2023年ももうすぐ終わり。今年はうさぎのように軽やかにジャンプする年にしたいと思っていたのですが、現実は「軽やか」とは程遠い状況でした(涙)。一度はブログの継続を諦めて、読書記録のアプリに切り替えていたのです。これはこれでとっても便利。でも今まで出会った沢山の素敵な本たちへの熱い思いをしつこく長々と綴るには、やっぱりブログも捨てがたい…。そんなこんなで迷いながらも、ぼちぼちながらも、もう少しブログも続けてみることにしました。

 

さて、うさぎといえばこの二大キャラクターが真っ先に浮かびますが

 

 

(わたしの中では「ミッフィー」というよりは「うさこちゃん」なので、あえてこちらを)

 

どっちも大好きなので、語りだしたらきりがないですけれど、今年最後に語りたいうさぎのお話はこちら。

『ウォーターシップ・ダウンのウサギたち』 

リチャード・アダムス 神宮輝夫訳 評論社

1973年にカーネギー賞とガーディアン賞をダブル受賞、1978年にはアニメ映画化もされています(日本公開は1980年)。

 

平和に暮らしていたヘイズルは、弟ファイバーの予言に従い仲間とともに村を出て新天地を探すことに。外には危険がいっぱい。そんなときに出会った見慣れないうさぎたち…ヘイズルたちは安住の地を見つけられるのか?

 

作者アダムスが子どもに語って聞かせたお話がもとになっているそうです。イギリスの児童文学にはこういう成り立ちの話が多い(しかも名作が多い!)ですよね。

 

この物語のうさぎはとことんリアルな生態に基づいて描写されているので(当然服なんか着ていない)、擬人化されたふわふわうさちゃんの話しか読んだことのなかった中学生には非常に衝撃的でした。え、本物の野生のうさぎってこんななの?噛む?引き裂く?ええええ!…と。でもそのリアリティに圧倒されてページをめくる手が止まらなくなります。またその一方でうさぎの世界の神話伝承が所々に挿入されてくるのですが、そのファンタジー的側面がまた一層物語世界の「本物らしさ」を増してどんどん引き込まれていきます。それぞれのうさぎも個性豊かに描き分けられていて、あーピグウィグ好きだったわー、とここまでは昔読んだ時も思ったこと。

 

うさぎ年だから、という理由で40数年ぶり(!)に再読してみて感じたのは、「自由とは?生きるとは?」という大きな問いかけでした。

 

ヘイズルたちが旅の途中で出会ったうさぎの村は食べるものにも困らず、安全で文化的な暮らしをしています。また別のうさぎの村は非常によく管理されて栄えています。ではそこに暮らすうさぎたちは本当に幸せなのか?隠された真実から目を背けてかりそめの平和に満足していないか?現実のわたしたちの社会と照らし合わせて考え込んでしまいました。
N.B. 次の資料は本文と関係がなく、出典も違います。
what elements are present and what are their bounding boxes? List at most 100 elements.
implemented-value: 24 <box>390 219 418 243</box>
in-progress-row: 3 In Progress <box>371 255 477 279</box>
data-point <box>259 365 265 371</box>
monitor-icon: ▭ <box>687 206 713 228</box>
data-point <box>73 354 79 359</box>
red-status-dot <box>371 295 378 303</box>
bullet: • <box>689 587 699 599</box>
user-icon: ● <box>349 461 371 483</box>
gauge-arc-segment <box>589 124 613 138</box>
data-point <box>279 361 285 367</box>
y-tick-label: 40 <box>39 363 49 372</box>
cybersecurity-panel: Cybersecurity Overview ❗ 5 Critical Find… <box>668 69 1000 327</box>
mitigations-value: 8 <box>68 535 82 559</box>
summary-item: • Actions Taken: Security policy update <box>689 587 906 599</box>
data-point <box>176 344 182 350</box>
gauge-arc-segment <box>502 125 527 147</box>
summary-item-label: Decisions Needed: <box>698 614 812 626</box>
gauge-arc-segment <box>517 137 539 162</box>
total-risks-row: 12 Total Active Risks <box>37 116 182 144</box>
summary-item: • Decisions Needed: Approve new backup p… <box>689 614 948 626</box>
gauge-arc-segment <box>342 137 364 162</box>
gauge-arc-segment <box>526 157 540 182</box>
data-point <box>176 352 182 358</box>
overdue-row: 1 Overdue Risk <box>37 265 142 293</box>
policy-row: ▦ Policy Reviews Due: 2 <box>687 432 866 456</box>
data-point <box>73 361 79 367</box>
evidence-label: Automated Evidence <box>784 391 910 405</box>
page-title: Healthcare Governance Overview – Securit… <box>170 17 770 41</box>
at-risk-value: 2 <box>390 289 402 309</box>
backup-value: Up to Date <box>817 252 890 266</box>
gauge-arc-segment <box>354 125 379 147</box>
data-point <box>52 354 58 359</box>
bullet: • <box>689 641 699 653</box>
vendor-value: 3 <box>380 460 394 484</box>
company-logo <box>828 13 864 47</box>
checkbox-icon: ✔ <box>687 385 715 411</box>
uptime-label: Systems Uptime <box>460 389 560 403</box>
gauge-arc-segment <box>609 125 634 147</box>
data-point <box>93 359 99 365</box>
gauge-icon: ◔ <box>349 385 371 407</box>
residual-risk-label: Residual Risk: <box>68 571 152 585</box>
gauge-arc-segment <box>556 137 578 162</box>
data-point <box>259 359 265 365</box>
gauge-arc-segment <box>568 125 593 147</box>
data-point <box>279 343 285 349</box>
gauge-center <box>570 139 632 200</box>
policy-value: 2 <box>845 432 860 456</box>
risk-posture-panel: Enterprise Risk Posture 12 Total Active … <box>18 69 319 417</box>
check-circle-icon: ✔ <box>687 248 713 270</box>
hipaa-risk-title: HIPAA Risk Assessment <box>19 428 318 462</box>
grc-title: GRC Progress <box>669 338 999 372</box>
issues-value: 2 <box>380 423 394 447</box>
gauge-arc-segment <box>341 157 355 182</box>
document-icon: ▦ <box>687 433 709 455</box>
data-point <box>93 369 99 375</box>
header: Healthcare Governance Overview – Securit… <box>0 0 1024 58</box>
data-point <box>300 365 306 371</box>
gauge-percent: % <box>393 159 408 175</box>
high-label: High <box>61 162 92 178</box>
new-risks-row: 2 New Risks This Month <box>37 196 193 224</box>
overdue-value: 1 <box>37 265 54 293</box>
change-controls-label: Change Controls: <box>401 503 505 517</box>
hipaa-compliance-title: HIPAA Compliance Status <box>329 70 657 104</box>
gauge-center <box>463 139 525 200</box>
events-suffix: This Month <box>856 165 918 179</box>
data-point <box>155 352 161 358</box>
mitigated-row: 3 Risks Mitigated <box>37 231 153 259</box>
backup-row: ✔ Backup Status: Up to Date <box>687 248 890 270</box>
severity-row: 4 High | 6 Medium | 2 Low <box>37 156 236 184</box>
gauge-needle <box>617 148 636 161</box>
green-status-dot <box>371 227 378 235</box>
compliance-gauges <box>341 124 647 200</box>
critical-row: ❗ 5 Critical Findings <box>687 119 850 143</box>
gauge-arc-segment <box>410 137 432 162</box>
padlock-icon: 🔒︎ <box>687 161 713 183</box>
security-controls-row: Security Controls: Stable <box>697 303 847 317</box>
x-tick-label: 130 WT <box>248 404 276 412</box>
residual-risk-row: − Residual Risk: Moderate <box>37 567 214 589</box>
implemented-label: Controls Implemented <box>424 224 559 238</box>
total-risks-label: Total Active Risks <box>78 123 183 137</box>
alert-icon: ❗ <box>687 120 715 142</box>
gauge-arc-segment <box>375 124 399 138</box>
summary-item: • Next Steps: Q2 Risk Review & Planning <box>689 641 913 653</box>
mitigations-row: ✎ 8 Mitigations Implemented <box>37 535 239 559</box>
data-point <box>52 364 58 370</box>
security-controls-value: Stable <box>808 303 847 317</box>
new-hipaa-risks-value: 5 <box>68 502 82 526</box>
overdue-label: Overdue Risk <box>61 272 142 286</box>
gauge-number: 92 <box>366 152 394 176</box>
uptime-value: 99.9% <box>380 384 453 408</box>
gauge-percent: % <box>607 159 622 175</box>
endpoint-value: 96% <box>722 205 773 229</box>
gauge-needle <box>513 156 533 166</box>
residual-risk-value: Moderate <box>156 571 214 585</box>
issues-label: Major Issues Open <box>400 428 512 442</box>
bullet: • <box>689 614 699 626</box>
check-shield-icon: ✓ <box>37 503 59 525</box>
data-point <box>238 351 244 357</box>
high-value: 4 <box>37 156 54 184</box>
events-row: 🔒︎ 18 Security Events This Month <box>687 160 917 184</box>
また、新天地を見つけるのが本当のゴールではなかったということに再読して改めて気づきました(むしろそこには意外にあっさりと到着してる)。けれどそこでめでたしめでたし…にはならず、ではこの群れを今後も継続させていくにはどうしたらいいのか、どういう暮らし方が理想なのか、そのためには大きな犠牲もいとわない、というところまで話が続くところがとことんリアルだと思います。生きるとは命をつなぐこと、自分だけの命ではない、次の世代に平和な社会を残していかなくてはいけない。わたしも含めこんなシンプルなことを忘れてしまっている人間が多いのではないかと考えさせられました。

 

 

余談ですが、今回再読して、この話『冒険者たち』に似ていると思ったのです。小さな動物が旅に出て幾多の困難を乗り越える。特に思いがけない味方を得るあたりの展開がものすごく似ているなあと。なんと出版年まで同時(1972年)でびっくりしました。ちなみに『川の光』(2007年)もちょっと似ています(『川の光』についてもいつかしつこく熱く語りたい!)。